I’m Tired.

Milky way ideals, they shine gloriously –
glorious and untouchable in the distance
My heart, it breaks as I see my piteous common sense, fall through the cracks of

-easy mediocracy
A mask worn to shield far to many from their own terrifying brilliance.

I am no grandesque creature, I am but a fleshy carapace, a chassis made of
stories and stardust
My curse? Observation, vision, prose, and
foolish vehement love.

I am art, I am lost, I am everything and nothing
just like you
This curse, is my gift to you.

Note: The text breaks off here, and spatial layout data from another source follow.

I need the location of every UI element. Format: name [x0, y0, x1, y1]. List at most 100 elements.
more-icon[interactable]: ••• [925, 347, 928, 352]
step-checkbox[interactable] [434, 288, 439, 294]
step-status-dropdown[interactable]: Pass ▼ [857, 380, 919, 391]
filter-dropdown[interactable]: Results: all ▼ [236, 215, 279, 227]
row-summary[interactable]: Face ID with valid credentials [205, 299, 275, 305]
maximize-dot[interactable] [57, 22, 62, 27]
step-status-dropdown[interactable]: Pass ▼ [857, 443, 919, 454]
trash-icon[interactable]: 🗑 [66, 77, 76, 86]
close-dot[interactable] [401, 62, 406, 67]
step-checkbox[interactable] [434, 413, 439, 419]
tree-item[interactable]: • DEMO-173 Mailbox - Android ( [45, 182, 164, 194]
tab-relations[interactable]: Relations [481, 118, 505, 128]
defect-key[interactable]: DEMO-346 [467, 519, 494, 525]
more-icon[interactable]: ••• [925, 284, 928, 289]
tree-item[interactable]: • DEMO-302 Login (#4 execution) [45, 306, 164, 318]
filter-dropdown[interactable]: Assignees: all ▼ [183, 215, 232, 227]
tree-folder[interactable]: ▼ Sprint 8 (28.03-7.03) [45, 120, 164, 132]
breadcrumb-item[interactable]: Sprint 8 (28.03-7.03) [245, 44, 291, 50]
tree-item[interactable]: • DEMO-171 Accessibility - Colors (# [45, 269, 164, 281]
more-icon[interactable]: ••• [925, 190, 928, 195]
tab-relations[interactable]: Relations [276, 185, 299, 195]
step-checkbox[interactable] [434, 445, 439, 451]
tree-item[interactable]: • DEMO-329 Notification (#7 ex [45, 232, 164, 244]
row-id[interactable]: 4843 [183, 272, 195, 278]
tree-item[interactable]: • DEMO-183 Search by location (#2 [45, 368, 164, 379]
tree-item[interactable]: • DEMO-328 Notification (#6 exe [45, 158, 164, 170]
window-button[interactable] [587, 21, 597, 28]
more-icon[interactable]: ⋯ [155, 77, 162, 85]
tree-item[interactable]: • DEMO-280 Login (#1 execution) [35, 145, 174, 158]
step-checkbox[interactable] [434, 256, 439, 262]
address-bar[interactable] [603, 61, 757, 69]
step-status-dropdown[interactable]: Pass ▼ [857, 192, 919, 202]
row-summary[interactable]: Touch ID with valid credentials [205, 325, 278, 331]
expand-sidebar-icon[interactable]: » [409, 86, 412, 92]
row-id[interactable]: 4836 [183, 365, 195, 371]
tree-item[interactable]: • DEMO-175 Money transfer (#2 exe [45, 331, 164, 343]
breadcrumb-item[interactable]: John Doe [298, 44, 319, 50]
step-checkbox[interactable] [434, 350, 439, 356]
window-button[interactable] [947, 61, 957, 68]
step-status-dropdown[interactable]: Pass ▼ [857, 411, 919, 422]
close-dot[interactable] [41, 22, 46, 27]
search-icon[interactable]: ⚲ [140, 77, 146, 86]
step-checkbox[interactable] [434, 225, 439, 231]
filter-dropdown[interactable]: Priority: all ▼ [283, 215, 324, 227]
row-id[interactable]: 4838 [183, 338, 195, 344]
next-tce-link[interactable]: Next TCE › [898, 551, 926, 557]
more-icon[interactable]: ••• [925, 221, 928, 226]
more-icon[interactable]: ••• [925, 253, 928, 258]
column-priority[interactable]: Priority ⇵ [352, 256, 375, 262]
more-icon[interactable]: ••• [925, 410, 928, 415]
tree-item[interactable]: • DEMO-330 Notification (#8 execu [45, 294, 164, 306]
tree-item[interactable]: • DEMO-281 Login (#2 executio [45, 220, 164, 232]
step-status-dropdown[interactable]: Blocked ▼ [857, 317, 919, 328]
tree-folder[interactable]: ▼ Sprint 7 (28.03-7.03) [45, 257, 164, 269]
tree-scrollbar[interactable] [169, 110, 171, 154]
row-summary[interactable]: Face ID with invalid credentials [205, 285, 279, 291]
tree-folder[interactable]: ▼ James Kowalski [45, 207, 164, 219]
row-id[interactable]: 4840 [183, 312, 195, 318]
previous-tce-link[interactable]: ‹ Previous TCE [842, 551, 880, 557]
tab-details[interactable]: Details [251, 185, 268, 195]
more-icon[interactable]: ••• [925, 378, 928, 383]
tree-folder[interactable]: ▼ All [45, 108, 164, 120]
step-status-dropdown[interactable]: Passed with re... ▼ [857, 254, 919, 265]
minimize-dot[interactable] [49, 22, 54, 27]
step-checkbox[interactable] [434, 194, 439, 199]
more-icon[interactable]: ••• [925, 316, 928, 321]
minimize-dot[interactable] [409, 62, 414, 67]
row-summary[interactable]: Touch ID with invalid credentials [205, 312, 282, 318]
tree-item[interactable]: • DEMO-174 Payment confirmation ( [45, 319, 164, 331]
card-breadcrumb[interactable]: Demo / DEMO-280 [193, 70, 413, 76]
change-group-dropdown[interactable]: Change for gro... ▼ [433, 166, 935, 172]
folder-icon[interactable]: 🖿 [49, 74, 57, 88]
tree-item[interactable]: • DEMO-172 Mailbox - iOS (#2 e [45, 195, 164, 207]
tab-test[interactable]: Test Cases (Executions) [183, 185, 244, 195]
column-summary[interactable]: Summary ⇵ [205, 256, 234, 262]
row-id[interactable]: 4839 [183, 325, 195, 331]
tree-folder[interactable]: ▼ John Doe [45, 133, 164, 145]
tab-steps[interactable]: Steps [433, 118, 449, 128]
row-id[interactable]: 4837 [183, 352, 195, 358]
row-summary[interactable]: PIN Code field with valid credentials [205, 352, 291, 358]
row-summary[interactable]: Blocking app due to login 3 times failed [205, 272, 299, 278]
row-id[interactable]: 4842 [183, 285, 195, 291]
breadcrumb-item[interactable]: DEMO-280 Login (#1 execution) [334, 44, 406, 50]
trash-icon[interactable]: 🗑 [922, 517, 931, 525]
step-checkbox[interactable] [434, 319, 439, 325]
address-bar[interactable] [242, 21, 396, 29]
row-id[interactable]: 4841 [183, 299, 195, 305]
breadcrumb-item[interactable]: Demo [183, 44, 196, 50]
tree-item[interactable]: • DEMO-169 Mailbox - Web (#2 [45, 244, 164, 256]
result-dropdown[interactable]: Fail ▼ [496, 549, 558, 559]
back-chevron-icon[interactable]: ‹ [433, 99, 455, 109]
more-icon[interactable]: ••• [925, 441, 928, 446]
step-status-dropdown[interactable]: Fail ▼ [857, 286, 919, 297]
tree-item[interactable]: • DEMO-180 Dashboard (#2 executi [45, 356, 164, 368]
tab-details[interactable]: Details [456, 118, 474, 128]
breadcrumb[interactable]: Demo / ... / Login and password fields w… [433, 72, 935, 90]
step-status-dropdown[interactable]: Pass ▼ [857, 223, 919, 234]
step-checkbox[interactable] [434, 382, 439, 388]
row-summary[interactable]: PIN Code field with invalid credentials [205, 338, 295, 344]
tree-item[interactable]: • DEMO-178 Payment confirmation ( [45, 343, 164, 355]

My life is my gift, and I will continue it’s exertion
deep in the the depths of my anguish, my joy, my loneliness.
This is my vow to you.

I pour myself into life,
like a fine dry wine I deny no theatrics
There is courage in my step, and apprehension in my touch
I deny no conundrum, no condesention through action
I have always been the proverbial rubixcube
A paradoxical Anachronism that refuses just to wait and watch anymore
Time is only a concept we created as fatherless children

My astral eyes, my tongue and mind
they toss and thrash; wild like an animal;
I need to anchor, I need rooting or else I float away in tangent
counting the infinite futures
My words lost in the ether, too clever and slippery for even me to contain their merit
Tethered to this world by a single red thread.

Woven with care by the grey ladies aching finger tips
My heart it shatters, again when I fail you.
as I do over and over; it is never enough.
Because wither you do, and I am no better
than the virus at your teet.

But yet I taste and savour then release my sorrow.